Saturday, December 27, 2008
what is wrong?
I wondering what is wrong? Why am I feeling the way I am feeling? Why do I feel strange? Why do I feel everything is so not for me? Issit that I am too sensitive? Or issit I am thinking too much. I wish, I hope, I want to. Don't wanna see, don't wanna know. What is the point? Is there any point? No point. I dun feel you are with me. Physically? Mentally? Emotionally? Just dun tell me what you think will make me feel better. I don't need it. I am sorry. I am just full of question n uncertain question. Runaway? Go home? Be on my own?
Tuesday, December 9, 2008
Stone Life?
Just had a idea that i am just a mere unprocessed stone, a stone with many rough and sharp edge.
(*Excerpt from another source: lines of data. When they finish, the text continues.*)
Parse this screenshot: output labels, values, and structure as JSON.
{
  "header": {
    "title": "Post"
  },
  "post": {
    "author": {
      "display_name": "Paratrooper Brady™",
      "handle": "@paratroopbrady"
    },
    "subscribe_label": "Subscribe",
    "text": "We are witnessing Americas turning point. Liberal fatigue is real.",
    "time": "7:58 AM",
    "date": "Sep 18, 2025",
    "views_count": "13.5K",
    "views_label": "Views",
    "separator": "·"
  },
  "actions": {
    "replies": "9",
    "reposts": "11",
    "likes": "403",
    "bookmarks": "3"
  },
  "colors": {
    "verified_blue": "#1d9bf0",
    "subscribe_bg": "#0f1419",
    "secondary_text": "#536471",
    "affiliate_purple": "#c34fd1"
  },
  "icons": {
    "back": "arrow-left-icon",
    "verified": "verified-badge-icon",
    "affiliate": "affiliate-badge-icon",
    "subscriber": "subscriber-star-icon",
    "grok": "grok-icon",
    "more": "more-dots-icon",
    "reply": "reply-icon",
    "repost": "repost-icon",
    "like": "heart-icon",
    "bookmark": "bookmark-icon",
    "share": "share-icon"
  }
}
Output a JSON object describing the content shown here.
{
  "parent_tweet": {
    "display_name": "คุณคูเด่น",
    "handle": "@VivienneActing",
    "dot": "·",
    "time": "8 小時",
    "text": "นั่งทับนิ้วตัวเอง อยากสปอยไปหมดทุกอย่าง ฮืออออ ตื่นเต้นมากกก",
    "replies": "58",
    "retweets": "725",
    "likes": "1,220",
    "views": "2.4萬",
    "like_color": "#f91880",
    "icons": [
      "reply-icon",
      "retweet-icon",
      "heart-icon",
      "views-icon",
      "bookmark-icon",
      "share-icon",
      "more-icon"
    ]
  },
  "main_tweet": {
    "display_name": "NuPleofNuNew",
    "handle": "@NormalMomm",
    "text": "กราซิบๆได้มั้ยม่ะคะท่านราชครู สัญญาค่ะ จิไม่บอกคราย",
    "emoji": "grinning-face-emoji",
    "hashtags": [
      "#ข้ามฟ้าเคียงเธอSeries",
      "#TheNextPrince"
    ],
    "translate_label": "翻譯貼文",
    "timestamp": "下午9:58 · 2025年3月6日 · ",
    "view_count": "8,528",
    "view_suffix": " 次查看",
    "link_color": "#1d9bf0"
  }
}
But yet God is still willing to pick me up to sand me and polish me till i shine, even when at time my edge cut and hurt Him deep, but He never give up or forsake me cuz i hurt Him. The sanding process is hurting for me. I guess i got alot of areas to be sand off. Well the sanding process, i believe is not fun for either God or me, but it is a requirement for me to be sand before God can polish me to shine for Him. Just imagine with me a diamond that is not process properly compared to a well process diamond which will be brighter and much more glamorous. Day by day i am being sanded, hopefully i will be able to last till the day i shine brightly.